Detection of attomole quantities [correction of quantitites] of DNA targets on gold microelectrodes by electrocatalytic nucleobase oxidation.

The electrochemical detection of nucleic acid targets at low concentrations has a number of applications in diagnostics and pharmaceutical research. Self-assembled monolayers of alkanethiol-derivatized oligonucleotides on gold electrodes provide a useful platform for such detectors, and the electrocatalytic oxidation of nucleobases included in the DNA targets is a particularly sensitive method of electrochemical detection. A strategy has been developed for combining these two aspects by substituting either 7,8-dihydro-8-oxoguanine (8G) or 5-aminouridine (5U) into DNA targets. Upon hybridization of targets containing these modified nucleobases, electrocatalytic signals at probe-modified gold electrodes are observed in the presence of Os(bpy)(3)(2+), which oxidizes both 8G and 5U upon oxidation to the Os(III) state. Self-assembled monolayers were prepared on both macro (1.6 mm) and micro (25 microm) gold electrodes using published procedures involving C6-terminated alkanethiol oligonucleotides and mercaptohexanol as the diluent. The extent of electrode modification by the modified probe was assessed using radiolabeling and a standard chronocoulometry method; both approaches gave loading levels within expected ranges ((1-6) x 10(12) molecules/cm(2)). Hybridization of the modified targets where the non-native nucleobase was incorporated by solid-phase synthesis produced electrocatalytic signals from strands that were independently detected using radiolabeling and chronocoulometry.
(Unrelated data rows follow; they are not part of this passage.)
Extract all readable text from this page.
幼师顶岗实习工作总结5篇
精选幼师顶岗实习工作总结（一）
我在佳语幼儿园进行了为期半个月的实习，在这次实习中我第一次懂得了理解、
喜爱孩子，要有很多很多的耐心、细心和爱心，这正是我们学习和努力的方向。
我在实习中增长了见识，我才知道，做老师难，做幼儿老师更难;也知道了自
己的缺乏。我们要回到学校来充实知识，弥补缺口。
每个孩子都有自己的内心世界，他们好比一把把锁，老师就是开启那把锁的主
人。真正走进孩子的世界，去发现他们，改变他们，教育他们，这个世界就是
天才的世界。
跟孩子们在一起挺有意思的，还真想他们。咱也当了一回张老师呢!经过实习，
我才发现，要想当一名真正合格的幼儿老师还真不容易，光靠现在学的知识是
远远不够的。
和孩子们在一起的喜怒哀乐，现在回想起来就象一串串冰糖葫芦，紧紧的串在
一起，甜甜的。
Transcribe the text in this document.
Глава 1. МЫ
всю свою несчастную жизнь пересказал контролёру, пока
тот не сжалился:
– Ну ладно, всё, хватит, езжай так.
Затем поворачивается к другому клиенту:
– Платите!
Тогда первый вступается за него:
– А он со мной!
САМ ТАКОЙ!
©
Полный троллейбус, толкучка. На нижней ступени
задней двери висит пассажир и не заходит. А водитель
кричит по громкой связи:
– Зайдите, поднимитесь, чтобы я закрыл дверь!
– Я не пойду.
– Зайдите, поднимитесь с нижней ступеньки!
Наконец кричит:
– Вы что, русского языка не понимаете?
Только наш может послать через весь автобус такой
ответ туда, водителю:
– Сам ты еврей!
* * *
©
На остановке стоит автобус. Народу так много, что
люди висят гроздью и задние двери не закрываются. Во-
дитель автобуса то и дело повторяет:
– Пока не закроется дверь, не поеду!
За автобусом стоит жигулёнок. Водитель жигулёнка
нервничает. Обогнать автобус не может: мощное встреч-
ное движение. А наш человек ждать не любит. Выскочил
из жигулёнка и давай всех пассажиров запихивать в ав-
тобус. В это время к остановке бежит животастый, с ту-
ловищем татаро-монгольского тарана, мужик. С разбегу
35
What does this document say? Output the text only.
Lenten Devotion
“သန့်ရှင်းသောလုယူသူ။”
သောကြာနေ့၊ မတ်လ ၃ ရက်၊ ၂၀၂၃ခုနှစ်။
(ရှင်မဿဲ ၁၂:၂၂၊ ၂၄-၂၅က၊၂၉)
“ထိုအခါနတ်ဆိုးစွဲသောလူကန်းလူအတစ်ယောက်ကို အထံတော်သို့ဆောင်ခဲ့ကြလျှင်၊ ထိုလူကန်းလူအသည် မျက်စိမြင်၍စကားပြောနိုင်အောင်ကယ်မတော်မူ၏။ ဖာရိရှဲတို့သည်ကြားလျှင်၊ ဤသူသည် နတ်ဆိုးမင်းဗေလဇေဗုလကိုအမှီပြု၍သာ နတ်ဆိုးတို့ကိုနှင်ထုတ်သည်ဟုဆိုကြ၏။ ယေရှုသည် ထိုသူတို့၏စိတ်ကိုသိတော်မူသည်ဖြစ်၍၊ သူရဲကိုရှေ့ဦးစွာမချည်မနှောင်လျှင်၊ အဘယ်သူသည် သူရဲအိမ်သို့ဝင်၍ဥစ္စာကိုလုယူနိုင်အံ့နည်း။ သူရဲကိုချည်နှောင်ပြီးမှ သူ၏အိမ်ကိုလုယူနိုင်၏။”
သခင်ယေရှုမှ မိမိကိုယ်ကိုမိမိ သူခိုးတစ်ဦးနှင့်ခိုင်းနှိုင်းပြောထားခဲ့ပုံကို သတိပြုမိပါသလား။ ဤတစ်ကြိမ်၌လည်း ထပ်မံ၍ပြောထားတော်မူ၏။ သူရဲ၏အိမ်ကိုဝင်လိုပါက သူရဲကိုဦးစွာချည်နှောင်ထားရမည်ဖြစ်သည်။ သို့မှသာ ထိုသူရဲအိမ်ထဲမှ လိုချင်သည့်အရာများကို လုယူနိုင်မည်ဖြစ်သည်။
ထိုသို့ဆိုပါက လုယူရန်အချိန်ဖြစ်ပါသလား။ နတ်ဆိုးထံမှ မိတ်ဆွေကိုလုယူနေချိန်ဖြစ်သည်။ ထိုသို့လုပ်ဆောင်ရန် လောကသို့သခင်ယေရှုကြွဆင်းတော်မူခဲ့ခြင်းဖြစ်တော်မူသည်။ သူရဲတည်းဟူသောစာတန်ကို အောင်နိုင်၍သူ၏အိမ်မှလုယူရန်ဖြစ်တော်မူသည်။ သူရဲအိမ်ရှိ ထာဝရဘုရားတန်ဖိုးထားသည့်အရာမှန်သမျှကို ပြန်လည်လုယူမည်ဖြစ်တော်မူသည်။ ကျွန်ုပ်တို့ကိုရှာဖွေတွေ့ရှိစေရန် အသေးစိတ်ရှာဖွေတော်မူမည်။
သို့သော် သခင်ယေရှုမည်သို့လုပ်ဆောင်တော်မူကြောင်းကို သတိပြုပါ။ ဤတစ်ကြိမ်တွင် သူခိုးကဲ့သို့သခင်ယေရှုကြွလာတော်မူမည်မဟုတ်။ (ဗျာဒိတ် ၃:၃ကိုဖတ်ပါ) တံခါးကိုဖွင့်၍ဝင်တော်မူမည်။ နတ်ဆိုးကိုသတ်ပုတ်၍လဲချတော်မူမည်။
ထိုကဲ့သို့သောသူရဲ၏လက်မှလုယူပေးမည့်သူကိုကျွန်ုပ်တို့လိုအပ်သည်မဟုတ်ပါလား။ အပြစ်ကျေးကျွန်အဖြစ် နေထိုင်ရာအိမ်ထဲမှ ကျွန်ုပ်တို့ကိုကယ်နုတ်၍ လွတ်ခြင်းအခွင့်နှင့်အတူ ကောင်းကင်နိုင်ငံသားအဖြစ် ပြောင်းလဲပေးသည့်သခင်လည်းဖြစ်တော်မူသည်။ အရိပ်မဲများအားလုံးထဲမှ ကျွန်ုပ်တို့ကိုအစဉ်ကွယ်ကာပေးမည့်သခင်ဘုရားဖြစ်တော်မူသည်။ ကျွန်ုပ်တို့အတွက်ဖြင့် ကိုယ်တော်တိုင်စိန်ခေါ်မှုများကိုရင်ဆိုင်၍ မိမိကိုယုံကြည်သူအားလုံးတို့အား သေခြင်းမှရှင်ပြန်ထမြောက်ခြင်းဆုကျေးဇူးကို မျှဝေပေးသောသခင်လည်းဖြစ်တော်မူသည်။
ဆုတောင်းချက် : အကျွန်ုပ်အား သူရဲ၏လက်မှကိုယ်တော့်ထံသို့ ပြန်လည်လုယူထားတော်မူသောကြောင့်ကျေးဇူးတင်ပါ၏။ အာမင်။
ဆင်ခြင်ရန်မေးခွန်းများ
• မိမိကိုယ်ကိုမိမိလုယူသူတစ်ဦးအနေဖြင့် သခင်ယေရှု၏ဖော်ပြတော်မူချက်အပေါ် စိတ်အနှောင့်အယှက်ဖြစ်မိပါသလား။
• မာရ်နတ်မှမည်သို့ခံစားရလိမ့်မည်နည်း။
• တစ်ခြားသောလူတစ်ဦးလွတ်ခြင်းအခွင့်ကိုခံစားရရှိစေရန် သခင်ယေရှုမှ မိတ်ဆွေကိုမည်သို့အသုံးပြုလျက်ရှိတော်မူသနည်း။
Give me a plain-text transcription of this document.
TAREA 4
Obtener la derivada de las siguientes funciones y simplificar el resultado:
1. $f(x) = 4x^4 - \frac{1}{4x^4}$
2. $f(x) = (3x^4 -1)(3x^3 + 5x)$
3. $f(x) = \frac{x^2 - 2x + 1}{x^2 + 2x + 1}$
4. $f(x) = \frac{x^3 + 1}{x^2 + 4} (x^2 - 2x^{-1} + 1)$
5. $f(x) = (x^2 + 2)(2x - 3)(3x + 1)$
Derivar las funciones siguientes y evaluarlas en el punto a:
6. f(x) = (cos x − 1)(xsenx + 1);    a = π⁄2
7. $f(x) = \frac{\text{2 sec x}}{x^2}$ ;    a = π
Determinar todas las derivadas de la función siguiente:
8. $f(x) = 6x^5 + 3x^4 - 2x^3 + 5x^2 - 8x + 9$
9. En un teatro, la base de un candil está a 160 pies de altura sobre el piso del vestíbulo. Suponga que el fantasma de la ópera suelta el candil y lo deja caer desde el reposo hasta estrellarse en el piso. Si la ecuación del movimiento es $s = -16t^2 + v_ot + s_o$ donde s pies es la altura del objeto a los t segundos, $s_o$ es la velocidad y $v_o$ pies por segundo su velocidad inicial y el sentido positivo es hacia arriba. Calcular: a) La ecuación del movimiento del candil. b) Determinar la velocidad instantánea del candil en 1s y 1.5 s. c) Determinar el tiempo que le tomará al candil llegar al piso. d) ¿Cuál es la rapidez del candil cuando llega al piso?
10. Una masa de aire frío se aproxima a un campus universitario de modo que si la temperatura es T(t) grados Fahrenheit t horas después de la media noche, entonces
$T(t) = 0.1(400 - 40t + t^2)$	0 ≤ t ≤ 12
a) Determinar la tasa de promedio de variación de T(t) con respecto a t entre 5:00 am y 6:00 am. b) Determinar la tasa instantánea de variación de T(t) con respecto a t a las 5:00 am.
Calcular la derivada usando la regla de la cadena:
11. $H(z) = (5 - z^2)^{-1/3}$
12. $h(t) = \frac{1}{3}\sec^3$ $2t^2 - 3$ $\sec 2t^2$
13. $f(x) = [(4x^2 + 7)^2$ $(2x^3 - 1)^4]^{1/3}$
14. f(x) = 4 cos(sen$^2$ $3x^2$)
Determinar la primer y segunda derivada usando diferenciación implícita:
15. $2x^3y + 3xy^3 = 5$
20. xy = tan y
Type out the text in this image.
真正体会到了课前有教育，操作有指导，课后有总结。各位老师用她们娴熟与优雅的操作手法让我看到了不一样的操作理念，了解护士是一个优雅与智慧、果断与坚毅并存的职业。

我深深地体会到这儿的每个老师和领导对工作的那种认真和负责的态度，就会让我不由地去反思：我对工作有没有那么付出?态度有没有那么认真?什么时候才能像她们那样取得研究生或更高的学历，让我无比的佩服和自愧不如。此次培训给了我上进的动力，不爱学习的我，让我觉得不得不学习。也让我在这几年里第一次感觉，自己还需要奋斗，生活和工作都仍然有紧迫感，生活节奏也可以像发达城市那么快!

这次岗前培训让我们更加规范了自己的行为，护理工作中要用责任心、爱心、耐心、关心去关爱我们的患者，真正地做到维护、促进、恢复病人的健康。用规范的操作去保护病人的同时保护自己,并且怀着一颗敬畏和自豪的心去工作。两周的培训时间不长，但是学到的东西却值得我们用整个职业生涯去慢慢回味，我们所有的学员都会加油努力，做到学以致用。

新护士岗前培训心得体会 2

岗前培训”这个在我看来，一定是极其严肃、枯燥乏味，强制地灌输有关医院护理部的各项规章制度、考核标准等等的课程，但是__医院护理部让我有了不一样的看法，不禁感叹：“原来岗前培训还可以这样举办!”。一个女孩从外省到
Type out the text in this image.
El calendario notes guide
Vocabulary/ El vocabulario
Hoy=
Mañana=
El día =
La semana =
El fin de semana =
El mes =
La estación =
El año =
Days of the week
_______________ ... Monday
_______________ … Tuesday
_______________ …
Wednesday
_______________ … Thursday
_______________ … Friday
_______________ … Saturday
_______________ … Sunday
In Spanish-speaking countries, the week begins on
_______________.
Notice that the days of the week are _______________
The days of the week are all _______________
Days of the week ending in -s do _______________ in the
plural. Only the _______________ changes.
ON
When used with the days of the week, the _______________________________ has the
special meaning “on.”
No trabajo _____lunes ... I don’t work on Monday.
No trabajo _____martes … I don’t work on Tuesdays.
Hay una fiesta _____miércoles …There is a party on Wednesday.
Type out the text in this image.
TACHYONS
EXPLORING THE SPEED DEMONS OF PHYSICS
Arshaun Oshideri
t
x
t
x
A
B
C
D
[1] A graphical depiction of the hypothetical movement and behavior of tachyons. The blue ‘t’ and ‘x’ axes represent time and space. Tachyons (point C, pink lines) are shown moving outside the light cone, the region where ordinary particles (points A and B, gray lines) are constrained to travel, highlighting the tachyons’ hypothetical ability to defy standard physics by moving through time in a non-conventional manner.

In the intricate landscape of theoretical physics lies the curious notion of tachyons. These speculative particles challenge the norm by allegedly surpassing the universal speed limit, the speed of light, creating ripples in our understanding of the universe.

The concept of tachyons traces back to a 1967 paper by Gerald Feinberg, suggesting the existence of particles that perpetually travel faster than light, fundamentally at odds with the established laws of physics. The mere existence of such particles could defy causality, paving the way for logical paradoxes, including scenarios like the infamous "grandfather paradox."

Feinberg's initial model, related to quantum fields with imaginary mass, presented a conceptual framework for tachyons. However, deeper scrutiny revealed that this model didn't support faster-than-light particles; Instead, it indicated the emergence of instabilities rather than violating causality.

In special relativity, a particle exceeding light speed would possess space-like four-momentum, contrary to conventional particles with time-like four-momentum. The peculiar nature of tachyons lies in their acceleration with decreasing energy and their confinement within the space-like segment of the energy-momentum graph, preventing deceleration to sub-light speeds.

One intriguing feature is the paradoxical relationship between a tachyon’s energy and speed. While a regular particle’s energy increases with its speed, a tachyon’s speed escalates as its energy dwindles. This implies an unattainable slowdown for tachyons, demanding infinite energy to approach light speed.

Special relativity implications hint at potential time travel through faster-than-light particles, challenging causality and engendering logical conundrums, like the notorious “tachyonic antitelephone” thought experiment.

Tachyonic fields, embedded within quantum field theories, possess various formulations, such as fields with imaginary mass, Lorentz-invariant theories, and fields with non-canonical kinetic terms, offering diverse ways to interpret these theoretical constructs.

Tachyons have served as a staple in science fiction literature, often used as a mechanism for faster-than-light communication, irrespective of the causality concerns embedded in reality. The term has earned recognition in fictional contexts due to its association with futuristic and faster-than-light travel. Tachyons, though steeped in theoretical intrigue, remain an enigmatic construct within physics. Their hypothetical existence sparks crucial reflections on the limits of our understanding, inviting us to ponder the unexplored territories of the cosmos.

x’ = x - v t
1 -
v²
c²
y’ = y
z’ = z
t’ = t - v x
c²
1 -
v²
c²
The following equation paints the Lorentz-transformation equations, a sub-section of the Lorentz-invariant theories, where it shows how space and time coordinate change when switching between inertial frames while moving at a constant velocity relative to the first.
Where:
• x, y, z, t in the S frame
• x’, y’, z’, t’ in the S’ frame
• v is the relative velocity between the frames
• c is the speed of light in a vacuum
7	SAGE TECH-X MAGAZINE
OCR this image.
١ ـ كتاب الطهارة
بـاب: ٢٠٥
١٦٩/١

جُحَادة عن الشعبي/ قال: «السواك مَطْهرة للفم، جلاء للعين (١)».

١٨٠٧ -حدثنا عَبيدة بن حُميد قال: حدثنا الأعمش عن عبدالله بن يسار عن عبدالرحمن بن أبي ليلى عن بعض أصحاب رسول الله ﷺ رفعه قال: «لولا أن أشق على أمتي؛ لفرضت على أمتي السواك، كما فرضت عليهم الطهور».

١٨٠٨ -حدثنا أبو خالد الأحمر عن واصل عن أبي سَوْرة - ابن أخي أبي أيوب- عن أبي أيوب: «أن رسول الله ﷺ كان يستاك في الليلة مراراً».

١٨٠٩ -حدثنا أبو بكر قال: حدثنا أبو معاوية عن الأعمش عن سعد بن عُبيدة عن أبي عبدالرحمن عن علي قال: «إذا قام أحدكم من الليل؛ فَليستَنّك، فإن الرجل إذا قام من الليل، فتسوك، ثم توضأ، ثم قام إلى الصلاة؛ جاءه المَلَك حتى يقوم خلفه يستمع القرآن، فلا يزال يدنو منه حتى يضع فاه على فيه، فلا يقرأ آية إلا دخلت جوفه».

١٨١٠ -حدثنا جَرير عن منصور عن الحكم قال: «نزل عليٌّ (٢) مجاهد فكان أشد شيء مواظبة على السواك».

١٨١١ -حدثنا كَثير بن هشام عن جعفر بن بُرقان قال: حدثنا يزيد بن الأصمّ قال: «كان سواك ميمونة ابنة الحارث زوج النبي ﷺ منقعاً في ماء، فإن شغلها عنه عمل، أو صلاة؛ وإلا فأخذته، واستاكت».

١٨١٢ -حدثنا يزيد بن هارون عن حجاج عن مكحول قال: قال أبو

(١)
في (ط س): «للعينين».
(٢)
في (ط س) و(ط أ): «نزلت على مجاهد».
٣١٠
This result was used as a basis to develop an on-electrode amplification scheme where Taq polymerase was used to extend the immobilized DNA probes from solution-phase polymeric templates using modified nucleotriphosphates. This reaction produced an electrode that was modified with extended DNA containing the appropriate modified nucleotide. Radiolabeled nucleotide triphosphates were used to confirm the desired on-electrode DNA synthesis. When these electrodes were cycled in the presence of Os(bpy)(3)(2+), electrocatalytic signals were observed when as little as 40 amol (400 fM) of the desired target was present in the hybridization solution.